In recent weeks I’ve had a number of discussions with clients around the topic of multi-tenancy for SaaS platforms in the cloud. While there can be many flavours of what is meant by the term, I’ll use a B2B model of service provision where some level of infrastructure sharing between clients (whether compute, storage/database or identity provider) is in place. Similarly I’ll define client to be the direct paying customer of the SaaS provider, likely another business, while using the term user to refer to either an employee of the client, or a client’s own customer (in a B2B2C model).

Software architecture is a melting pot of the environment it lives within. As per Conway, organisational structure drives cashflow which is crystalised into communication flows and products. Additionally there are practical and cost drivers for various architectural choices.

This excellent AWS paper discusses various levels of sharing commonly seen and some strategies to implement sharing, particulaly around security. Various combinations of silos and pooling are possible — the right choice will depend on the customer base, application model and technology choices. This is also not a one-time choice but journey over the lifetime of the system.

Traditionally the cost model of infrastructure – Capex purchasing of physical hosting and machines – drove a shared-everything model. Both the lumpy nature of buying boxes (for all but the largest of systems) and the lead times to attain capacity formed a need to share the cost across multiple customers.

The world moved on. Commodity servers became cheap linked to software stacks evolving to cope with many-box deployments and horizontal scale. This evolved into the cloud - where not only could you rent fractional server capacity, the volume play allowed zero commitment purchasing - the birth of serverless.

In tech provisioning, Capex had become Opex.

A significant consequence of shared-everything was a lack of customer (or in the new nomenclature of B2B(2C), tenant isolation). All code must be tenant aware, not only from a functional point of view (always tracking the current tenant for filtering and grouping of data) but also from a noisy neighbour and blast radius point of view. Security boundaries play into both aspects.

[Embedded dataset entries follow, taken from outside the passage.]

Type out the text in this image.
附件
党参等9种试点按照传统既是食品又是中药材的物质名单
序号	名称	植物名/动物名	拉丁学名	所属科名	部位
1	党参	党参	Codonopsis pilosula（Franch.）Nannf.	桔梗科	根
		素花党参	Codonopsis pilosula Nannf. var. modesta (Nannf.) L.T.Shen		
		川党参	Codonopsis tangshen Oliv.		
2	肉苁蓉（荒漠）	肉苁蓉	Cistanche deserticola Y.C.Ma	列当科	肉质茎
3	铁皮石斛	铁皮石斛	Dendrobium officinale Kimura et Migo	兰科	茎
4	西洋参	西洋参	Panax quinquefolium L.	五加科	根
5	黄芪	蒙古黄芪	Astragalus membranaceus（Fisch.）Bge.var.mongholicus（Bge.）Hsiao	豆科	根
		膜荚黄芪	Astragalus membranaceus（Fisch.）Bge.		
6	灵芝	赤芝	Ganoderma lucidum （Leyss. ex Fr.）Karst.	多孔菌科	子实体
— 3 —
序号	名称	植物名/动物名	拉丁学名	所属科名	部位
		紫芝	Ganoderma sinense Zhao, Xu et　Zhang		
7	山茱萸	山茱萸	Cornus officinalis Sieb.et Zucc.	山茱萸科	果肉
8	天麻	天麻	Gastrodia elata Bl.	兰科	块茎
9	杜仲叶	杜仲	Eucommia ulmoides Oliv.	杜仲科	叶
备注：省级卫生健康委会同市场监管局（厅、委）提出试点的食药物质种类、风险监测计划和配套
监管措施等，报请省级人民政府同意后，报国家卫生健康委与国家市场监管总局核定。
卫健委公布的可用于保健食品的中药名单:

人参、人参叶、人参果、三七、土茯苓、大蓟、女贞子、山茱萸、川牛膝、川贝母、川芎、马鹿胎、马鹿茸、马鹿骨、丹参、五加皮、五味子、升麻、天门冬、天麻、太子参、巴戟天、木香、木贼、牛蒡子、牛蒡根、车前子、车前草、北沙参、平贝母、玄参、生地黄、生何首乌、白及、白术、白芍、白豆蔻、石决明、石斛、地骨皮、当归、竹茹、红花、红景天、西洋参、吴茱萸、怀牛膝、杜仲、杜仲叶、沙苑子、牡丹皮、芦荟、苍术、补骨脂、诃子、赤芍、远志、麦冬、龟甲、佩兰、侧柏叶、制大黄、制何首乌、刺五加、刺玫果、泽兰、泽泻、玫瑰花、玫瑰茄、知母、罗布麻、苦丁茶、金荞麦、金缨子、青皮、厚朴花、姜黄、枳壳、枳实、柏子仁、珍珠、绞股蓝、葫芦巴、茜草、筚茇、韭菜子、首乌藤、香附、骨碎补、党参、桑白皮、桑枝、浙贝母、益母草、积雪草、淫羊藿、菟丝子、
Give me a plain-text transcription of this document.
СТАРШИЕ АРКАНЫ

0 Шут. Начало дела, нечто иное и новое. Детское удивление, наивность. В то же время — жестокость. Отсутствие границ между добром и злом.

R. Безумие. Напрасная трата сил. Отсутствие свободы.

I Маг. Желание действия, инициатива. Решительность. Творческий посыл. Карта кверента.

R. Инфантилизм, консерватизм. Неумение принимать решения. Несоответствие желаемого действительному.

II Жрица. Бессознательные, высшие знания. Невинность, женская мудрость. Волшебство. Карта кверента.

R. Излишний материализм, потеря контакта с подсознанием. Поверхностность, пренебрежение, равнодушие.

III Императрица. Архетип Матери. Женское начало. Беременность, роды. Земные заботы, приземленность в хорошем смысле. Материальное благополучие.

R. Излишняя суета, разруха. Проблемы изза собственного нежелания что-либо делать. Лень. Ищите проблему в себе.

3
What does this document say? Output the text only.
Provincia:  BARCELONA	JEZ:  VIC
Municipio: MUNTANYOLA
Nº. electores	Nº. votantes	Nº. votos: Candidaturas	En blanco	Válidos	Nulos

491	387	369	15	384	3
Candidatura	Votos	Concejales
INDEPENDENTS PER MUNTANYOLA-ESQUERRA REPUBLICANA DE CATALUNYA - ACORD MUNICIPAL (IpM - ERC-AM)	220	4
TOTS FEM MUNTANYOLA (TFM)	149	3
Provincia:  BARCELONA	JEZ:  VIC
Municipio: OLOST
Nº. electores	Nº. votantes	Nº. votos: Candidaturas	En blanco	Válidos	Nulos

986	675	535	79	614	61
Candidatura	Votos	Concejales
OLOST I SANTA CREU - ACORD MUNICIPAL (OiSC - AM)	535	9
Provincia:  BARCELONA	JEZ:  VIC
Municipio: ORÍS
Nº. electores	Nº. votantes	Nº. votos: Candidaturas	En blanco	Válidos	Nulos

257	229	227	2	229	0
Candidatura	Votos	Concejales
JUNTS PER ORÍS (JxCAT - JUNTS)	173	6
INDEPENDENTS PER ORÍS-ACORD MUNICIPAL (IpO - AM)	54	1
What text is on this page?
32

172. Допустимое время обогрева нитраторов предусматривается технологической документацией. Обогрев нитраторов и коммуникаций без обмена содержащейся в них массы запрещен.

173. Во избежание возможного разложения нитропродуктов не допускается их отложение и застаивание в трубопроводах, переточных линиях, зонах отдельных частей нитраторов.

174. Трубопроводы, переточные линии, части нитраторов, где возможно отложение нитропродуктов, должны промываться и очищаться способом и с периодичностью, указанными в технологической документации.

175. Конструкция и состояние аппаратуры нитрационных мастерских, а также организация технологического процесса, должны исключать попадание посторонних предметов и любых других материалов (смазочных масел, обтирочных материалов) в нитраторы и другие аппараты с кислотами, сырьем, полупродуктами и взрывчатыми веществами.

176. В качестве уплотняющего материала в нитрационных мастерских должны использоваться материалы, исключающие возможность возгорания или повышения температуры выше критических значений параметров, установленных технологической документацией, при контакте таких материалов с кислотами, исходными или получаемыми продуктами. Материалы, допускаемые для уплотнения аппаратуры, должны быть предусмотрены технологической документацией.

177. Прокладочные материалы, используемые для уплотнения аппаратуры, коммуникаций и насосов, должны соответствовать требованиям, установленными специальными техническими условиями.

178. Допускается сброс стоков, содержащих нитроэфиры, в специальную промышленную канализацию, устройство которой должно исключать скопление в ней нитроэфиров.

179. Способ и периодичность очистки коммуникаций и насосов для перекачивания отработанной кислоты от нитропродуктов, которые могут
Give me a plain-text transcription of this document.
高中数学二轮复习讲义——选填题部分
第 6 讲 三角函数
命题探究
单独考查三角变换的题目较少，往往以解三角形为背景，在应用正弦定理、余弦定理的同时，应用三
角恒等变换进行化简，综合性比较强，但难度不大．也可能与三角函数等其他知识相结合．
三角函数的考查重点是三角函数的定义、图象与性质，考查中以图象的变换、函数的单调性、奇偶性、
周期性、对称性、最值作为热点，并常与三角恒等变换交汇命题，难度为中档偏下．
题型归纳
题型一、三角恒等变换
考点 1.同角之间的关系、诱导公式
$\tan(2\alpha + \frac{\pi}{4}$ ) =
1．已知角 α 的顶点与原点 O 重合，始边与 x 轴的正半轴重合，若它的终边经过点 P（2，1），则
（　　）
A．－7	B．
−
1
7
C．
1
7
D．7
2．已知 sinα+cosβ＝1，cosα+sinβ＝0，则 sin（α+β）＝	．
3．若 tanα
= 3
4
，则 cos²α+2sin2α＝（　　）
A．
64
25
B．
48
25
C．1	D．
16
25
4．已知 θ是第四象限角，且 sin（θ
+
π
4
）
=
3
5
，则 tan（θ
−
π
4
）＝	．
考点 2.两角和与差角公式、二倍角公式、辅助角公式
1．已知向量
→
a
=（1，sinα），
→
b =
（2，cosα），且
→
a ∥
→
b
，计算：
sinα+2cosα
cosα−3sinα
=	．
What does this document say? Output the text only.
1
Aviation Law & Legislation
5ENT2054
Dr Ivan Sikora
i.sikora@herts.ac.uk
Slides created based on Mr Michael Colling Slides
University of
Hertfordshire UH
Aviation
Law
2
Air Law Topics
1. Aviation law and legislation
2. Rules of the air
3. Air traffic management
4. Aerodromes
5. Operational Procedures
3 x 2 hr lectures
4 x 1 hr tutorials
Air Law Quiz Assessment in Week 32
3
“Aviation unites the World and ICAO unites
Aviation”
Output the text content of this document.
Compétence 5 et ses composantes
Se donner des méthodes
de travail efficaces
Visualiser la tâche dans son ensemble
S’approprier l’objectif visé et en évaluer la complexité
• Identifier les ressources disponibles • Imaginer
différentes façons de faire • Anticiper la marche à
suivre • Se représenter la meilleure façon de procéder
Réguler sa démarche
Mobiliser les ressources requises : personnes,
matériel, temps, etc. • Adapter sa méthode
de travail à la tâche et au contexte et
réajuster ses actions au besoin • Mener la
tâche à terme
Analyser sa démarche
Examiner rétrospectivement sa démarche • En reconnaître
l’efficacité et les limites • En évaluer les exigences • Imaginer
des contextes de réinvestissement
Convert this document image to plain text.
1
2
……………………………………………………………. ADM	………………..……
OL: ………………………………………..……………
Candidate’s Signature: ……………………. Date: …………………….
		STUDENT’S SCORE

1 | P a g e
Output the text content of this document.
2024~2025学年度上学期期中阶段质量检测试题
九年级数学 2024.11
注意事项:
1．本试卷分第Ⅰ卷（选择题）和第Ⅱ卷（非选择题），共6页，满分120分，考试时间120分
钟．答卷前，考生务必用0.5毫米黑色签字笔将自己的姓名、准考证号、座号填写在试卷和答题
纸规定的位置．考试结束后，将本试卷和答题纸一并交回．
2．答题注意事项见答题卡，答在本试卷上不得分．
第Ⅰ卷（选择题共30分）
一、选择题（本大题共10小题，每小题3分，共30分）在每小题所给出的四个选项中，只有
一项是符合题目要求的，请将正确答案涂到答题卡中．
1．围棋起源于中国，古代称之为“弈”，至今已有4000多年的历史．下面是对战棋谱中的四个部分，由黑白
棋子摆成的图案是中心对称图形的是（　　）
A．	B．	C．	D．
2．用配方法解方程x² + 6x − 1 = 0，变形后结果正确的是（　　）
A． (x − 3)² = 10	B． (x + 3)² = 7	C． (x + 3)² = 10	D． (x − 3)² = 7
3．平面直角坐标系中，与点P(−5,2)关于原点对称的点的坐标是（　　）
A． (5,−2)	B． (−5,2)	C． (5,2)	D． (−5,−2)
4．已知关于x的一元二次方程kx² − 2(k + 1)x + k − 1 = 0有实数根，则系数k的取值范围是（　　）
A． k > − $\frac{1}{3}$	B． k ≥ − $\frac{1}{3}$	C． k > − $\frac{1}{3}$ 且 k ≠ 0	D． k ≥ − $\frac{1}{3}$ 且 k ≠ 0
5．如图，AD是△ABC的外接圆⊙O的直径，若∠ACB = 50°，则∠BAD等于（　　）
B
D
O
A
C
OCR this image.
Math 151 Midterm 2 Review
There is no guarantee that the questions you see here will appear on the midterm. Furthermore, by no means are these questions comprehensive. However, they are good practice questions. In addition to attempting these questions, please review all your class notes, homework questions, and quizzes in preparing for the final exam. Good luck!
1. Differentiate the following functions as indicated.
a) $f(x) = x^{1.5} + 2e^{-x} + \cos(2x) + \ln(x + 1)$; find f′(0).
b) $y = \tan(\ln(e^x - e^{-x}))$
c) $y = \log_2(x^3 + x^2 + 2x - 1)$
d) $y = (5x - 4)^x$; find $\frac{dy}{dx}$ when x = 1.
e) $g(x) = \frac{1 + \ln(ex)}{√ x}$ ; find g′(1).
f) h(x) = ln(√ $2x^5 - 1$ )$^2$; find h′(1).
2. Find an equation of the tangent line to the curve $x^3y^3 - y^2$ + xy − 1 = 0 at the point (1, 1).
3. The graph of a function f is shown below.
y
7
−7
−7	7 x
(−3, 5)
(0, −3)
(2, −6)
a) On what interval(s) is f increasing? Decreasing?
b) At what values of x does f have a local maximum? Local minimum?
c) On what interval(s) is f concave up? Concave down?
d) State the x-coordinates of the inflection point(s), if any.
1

In today’s cloud two features are driving a shift in behaviour. The (cloud-defining) availablilty of API driven capacity for customers and the rise of serverless (AWS announced 50% of new workloads are serverless in 2020). The latter enables a cost-effective adoption of the former, a new level of dynamicism and a challenge to tenancy architectures of old.

So rapid is this change, that the doyenne of recent years, infrastructure as code (IaC), is being challenged. If the system footprint is dynamic and in response to customer sign-ups / preferences, where does all the yaml / terraform fit in? In practice, only a subset of the infra is likely to be dynamic, and the benefits of declarative configuration are still real. Perhap the declaration will just be absorbed into another API layer – as arguably, Pulumi has done, for example.

In some sense this is just evidence of the usual pendulum of technology, instead of compute swinging from client to server and back, this is code vs config. Config as ever is just code in another, more constrained format. In years gone by what’s currently configured as a cloud-scale config item - for example a Kafka cluster and shard - is the same as a JMS createTopic() call on an app server cluster of yesteryear.

This change in the capability of systems to morph their own footprint opens up many possibilities. From a certain angle even a modern CI/CD delivered with a static footprint will encourage a specific tenancy design. Responding to new client isolation requirements with a different silo model requires a fleetness of foot few can match. The new charging models and infrastructure management tools mean, however, that the overheads of a stronger silo model might well have evaporated. Of course, any lingering tech debt around SecDevOps management needs a mature discussion (see this excellent piece from Rachel at Redmonk).

Coping operationally with dozens of production environments requires focus and tool support. For industrial strength blast containment and reduction in noisy neighbour impact, flexibility in deployment will become a commercial advantage.